Involving all facets of the organization was crucial at UPMC Shadyside in Pittsburgh, just as it was at Froedtert. According to Kennell, “Our administration was in full support of this project. They helped support me, as a staff nurse, to get people to come to educational sessions by making scheduling allowances and offering paid time for these sessions. The administration was crucial to ensuring that proper tools were available at the bedside to keep our patients safe.” Engaging staff nurses with educational resources and providing the unit with the proper tools facilitated the culture of safety to address preventable injuries to patients with cancer.
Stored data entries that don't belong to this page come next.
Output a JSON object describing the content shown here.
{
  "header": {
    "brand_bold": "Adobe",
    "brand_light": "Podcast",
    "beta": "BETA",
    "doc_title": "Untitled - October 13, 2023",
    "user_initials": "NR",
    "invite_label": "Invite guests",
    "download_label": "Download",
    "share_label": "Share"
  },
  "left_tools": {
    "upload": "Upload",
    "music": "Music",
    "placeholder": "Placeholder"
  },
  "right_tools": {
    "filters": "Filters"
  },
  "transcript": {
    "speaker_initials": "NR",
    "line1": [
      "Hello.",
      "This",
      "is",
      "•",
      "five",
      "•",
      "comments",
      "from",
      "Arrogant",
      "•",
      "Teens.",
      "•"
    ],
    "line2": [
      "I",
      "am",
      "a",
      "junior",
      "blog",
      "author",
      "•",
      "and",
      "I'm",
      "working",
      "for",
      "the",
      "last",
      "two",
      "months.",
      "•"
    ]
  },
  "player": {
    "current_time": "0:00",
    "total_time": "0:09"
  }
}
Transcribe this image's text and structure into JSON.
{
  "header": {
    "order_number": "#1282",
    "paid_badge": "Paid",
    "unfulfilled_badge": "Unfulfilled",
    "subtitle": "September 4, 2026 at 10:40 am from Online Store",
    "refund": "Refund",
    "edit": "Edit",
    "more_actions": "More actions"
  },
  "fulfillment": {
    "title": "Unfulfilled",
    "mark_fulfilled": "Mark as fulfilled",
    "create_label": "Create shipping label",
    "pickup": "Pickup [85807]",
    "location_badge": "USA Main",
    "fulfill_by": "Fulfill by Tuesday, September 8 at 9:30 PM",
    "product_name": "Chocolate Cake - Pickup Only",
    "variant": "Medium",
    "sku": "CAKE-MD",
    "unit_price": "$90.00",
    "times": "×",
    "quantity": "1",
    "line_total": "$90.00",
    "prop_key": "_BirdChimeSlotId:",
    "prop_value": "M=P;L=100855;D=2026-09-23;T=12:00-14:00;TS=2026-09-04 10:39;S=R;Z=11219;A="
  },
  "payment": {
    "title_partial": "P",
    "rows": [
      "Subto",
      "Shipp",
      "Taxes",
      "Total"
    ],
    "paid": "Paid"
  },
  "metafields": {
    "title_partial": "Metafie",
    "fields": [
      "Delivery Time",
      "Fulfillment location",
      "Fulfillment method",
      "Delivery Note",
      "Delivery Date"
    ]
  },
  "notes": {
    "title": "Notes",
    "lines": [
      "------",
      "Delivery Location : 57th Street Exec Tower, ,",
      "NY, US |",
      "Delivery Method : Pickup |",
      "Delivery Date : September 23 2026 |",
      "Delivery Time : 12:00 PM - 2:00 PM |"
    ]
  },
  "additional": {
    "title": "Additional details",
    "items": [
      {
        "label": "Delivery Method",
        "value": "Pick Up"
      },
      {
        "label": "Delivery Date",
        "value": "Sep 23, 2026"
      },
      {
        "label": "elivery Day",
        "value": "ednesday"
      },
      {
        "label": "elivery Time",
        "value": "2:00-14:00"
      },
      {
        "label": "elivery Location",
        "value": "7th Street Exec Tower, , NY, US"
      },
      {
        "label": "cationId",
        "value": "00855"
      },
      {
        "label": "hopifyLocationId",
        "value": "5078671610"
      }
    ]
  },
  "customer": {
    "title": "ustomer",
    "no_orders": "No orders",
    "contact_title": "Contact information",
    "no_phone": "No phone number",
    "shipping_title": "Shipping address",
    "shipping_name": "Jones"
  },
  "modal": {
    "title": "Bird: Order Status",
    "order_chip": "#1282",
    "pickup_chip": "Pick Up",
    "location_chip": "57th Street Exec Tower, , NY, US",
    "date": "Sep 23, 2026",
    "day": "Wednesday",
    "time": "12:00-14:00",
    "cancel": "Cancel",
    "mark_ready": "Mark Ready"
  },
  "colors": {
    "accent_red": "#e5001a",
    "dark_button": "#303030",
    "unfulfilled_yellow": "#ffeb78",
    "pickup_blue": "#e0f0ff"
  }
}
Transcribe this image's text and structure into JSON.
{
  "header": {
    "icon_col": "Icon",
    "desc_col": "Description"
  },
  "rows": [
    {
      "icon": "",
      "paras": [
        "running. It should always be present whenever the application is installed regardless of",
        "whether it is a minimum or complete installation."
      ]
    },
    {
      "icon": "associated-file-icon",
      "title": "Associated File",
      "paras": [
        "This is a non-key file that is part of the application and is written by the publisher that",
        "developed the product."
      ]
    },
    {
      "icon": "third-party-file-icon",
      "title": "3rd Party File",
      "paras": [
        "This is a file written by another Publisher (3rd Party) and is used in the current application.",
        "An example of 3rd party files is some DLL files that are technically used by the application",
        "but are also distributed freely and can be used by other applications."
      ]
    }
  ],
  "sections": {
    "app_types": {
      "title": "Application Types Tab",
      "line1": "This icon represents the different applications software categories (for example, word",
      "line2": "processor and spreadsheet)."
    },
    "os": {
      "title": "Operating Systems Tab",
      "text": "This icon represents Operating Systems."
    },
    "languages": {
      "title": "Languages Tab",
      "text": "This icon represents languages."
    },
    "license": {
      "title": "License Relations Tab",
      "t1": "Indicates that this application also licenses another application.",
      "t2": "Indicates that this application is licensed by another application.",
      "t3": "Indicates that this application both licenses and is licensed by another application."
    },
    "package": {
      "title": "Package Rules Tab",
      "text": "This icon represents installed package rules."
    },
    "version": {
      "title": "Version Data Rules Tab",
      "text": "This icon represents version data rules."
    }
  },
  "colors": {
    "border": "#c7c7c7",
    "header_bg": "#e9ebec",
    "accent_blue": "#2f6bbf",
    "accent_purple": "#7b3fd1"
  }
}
Working Beyond Implementation

Implementing change and seeing results is just the beginning. Safety programs and initiative must remain sustainable and enforced to see a lasting shift in patient safety. “At Froedtert Hospital, we were able to successfully improve the perception of safety within a large, outpatient cancer center seeing more than 100 patients a day,” Manske says. “These efforts were a combination of nurse-led practice changes, expert consultations, and the implementation of technologies aimed at safe chemotherapy administration.”

“Safety is an ongoing battle,” Kennell adds. “You can’t just educate once and hope for change, you really have to work day after day to create a culture of safety.” In Pittsburgh, they resolved to celebrate each milestone, no matter how big or small. For a month without any falls on the unit, they held a pizza party for nurses on staff.

The change enacted at both hospitals started at the staff level. “Safety has to be at the forefront of the work of bedside staff,” Kennell says. “Trying new things keeps everyone engaged, so you don’t get in a rut and overlook what’s going on.” She notes that the process isn’t always quick or smooth, and some changes may not stick at first, but “if you can learn from your failed attempts, then the next go around will be that much better.”

Recognizing potential safety concerns is key for all healthcare facilities, but especially to oncology units. Developing, researching, and crafting interventions that address unit-wide problems can protect patients as well as providers. The pathway to creating a culture defined by safety and quality care for all patients can start with nurses everywhere.